Golfer Tiger Woods knows something about chasing greatness since he's been pursuing Jack Nicklaus' record 18 majors, and he weighed in on LeBron James' pursuit of Michael Jordan in the argument regarding who is the best basketball player in NBA history.
"They're both great in different ways," Woods said Tuesday, per Bill Speros of Golfweek. "If you look at MJ, he was a prolific scorer and played defense like no other, was always first-team all-defense. But LeBron is different. He's like a hybrid of MJ and Magic [Johnson], which is so different. He's bringing up the ball a lot. MJ never really did that. I mean, he had Pip [Scottie Pippen] as a point forward a lot of times, and you would think that was kind of LeBron-ish, but they're very different in how they help both teams."
Woods noted that the longevity of the all-time greats such as Jordan, James and Wayne Gretzky is what makes them special and allows them to be "peppered in our memories."
He specifically pointed to James' ability to continue thriving in his 15th season in the league after he led the Cleveland Cavaliers to the Eastern Conference Finals with a sweep of the Toronto Raptors.
"What LeBron has done for, what, 15 seasons now is just remarkable because it's that type of longevity, and to be able to be up for that long a period of time, and to be able to adjust, as well, because we all know as we age that we're not going to be as athletic as we used to be, and so we have to do it different ways. And to be fluid and adjust and still be that talented and that good, and hats off to not just LeBron but the people I just named."
At this point, the Jordan and James argument has developed into proponents of each arguing circles around each other.
Jordan fans point to his undefeated record in six NBA Finals and the fact that he has six rings to James' three, while James fans note the Cavaliers star has been to the Finals twice more than Jordan even though he is just 3-5 when he reaches that stage.
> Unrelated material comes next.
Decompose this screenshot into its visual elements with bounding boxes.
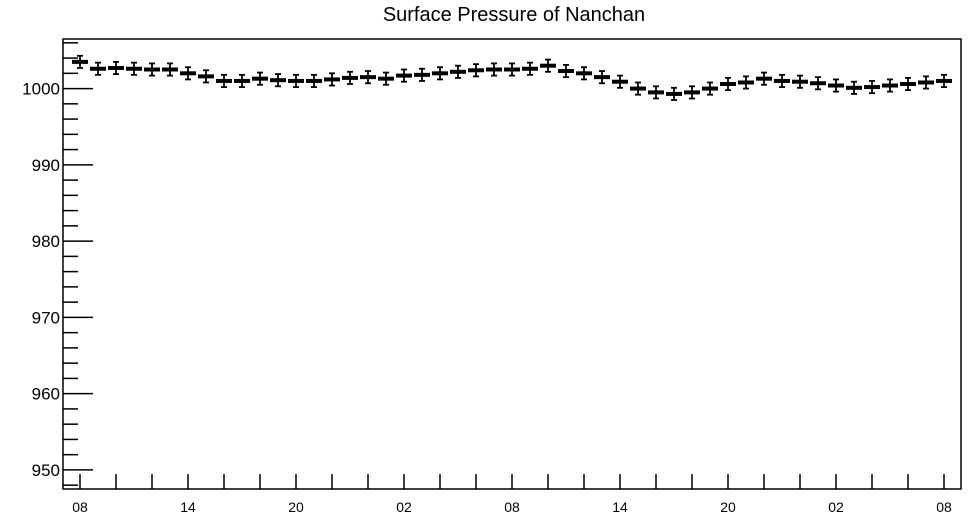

James fans acknowledge his overall game and ability to pass and rebound, while Jordan fans point to his incredible scoring prowess and one-on-one attacks.
Each side has statistical arguments they can point to, but Woods' recognition of the greatness in each and ability to look at the bigger picture and appreciate them both stands out.
Woods, like James, is still looking to add to his own legacy in 2018 as he chases Nicklaus. While he hasn't won a major since the 2008 U.S. Open, he has returned to the PGA Tour following multiple back surgeries and finished in the top five at the Valspar Championship and the Arnold Palmer Invitational.
He is four majors short of Nicklaus but just three Tour victories shy of Sam Snead's record 82. He will look to move a step closer at The Players Championship in Ponte Vedra Beach, Florida, this weekend.